If stock price drops by the amount of dividend paid, what is the use of a dividend
There are many reasons for buying stock for dividends.
You are right in the sense that in theory a stock's price will go down in value by the amount of the dividend. As the amount of dividend was adding to the value of the company, but now has been paid out to shareholder, so now the company is worth less by the value of the dividend. However, in real life this may or may not happen. Sometimes the price will drop by less than the value of the dividend. Sometimes the price will drop by more than the dividend.
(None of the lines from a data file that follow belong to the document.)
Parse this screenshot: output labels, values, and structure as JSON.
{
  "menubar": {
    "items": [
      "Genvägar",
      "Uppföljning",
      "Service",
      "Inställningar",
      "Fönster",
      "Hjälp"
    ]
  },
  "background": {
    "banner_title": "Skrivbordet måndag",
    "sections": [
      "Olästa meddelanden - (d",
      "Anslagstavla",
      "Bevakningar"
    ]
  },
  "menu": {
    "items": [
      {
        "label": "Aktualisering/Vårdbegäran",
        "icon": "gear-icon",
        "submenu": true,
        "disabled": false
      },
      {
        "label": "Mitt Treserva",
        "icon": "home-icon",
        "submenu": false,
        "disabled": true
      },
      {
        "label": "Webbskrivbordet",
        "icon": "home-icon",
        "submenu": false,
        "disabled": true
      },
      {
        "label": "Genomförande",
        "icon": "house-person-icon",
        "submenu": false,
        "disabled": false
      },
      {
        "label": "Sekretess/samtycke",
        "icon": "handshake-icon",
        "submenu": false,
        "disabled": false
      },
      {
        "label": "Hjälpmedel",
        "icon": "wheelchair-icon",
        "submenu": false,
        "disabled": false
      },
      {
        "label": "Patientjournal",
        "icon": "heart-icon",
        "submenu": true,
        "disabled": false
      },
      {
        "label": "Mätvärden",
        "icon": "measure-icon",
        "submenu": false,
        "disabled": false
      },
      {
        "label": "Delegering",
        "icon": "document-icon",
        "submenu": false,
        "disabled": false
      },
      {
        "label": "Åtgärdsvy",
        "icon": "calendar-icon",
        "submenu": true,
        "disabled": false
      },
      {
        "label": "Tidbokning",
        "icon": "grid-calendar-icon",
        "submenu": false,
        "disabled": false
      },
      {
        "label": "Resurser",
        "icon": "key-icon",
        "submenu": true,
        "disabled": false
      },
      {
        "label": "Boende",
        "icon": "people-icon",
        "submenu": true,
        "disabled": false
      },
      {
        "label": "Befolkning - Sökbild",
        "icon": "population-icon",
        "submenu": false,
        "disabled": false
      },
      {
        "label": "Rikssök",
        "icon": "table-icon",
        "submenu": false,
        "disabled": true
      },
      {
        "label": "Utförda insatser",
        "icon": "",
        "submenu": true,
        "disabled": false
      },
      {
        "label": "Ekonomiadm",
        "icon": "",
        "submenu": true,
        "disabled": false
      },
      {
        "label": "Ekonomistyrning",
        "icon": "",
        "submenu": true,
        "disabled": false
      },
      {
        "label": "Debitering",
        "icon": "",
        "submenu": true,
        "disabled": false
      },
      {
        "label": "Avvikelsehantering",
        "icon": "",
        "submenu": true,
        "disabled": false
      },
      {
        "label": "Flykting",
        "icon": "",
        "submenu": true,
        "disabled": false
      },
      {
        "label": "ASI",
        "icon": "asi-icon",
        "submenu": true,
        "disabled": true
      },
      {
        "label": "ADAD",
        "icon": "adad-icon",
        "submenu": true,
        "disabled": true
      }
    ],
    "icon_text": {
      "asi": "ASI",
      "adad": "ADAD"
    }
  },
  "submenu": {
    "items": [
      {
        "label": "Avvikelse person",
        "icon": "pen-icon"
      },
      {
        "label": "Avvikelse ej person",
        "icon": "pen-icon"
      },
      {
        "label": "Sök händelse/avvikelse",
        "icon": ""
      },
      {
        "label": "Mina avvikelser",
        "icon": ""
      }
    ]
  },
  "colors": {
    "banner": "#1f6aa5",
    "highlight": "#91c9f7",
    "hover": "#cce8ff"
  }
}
And other times the price will go up even though the stock has gone ex-dividend.
We can say that if the price has dropped by exactly the amount of the dividend then there has been no change in the stockholders value, if the price has dropped by more than the value of the dividend then there has been a drop to the stockholder's
value, and if the price has gone up or dropped by less than the value of the dividend then there has been a increase to the stockholder's value.
Benefits of Buying Stocks with Good Dividends:
- Buying up-trending stocks with regular dividend will provide good long term returns.
- Some countries may have beneficial tax treatment for dividends compared to capital gains. In Australia investors get tax credits if they receive dividends from post tax profits.
- Regular dividends can produce a regular source of income to retirees and help supplement the income of those still working.
- Stocks with high dividends attract demand from investors thus potentially adding to the increase of the stock price over time.
What you shouldn't do however, is buy stocks solely due to the dividend. Be aware that if a company starts reducing its dividends, it could be an early warning sign that the company may be heading into financial troubles. That is why holding a stock that is dropping in price purely for its dividend can be a very dangerous practice.